We were near the main part of town in a swanky hotel on the water, as well as close to all the historical sites, but the further we drove away from the downtown area, the more the beaches change from calm and serene to an all out Northern California surfer’s wet dream. We did have an amazing guide drive us not only to the Western most point in Europe–very cool and a beach front that had not just oversized dunes, but also amazingly large and unusual rock. But the tour de force, was the hilly and all out charming town of Sintra, where we were treated to a complete tour of one of the most amazing sites I’ve ever seen–The National Palace of Pena. Carlos, our smarty pants guide who used to the a press agent for a big soccer team, but got tired of it and became a travel guide, knew everything about this magical, Disney-esque (apparently part of it was actually used to create the famous Disney castle) palace. Note: a castle is part of the military and a palace is part of royalty. Never knew that! Anyway, this building is made from seven years of artistry and imagination (I don’t know what kind of drugs this King was doing, but something) that King Ferdinand II designed and had implemented. We are talking wack-a-doodle colors, minute details everywhere you turn and stories galore. This was one of those places that left me wordless. I kept repeating the same thing, like a dull cartoon character with no language–“I can’t believe this place.” But really, I couldn’t. For me, this was one of the highlights of the whole trip. Yes, a castle, oooops, I mean palace, in the sky blew my Portugues-site seeing doors off.
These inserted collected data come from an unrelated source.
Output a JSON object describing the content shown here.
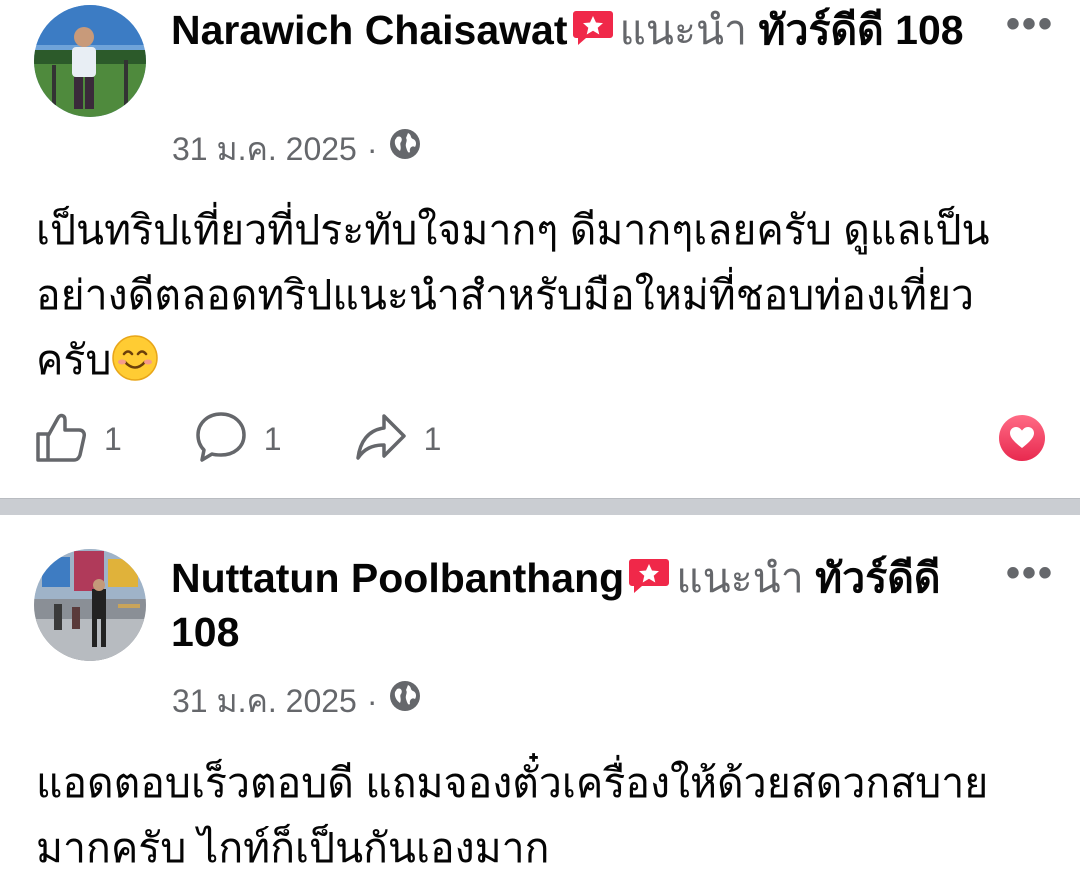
{
  "reviews": [
    {
      "author": "Narawich Chaisawat",
      "recommend_label": "แนะนำ",
      "page_name": "ทัวร์ดีดี 108",
      "date": "31 ม.ค. 2025",
      "separator": "·",
      "audience_icon": "globe-icon",
      "text": "เป็นทริปเที่ยวที่ประทับใจมากๆ  ดีมากๆเลยครับ ดูแลเป็นอย่างดีตลอดทริปแนะนำสำหรับมือใหม่ที่ชอบท่องเที่ยวครับ",
      "emoji": "smiling-face-icon",
      "likes": "1",
      "comments": "1",
      "shares": "1",
      "reaction_icon": "heart-icon",
      "more_label": "•••"
    },
    {
      "author": "Nuttatun Poolbanthang",
      "recommend_label": "แนะนำ",
      "page_name": "ทัวร์ดีดี 108",
      "date": "31 ม.ค. 2025",
      "separator": "·",
      "audience_icon": "globe-icon",
      "text": "แอดตอบเร็วตอบดี แถมจองตั๋วเครื่องให้ด้วยสดวกสบายมากครับ ไกท์ก็เป็นกันเองมาก",
      "more_label": "•••"
    }
  ],
  "colors": {
    "muted": "#65676b",
    "badge": "#f02849",
    "separator": "#cacdd2"
  }
}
Also, there are like a billion acres around this cray cray palace to hike and picnic, too. And the town of Sintra looked to be one of those places I would like to stay in and explore next time I visit this extraordinary country.

And then it was time to go home. Usually the worst part, but flying first class was a vacation all its own. Gratitude as big as the entire country of Portugal for this sunny and interesting getaway. It gave me energy (although the five hour time difference did give me a good case of jet lag) and reminded me of all the cool and beautiful things there are in the world, which the pandemic did a very good job of helping us forget about. Good news–they’re still there!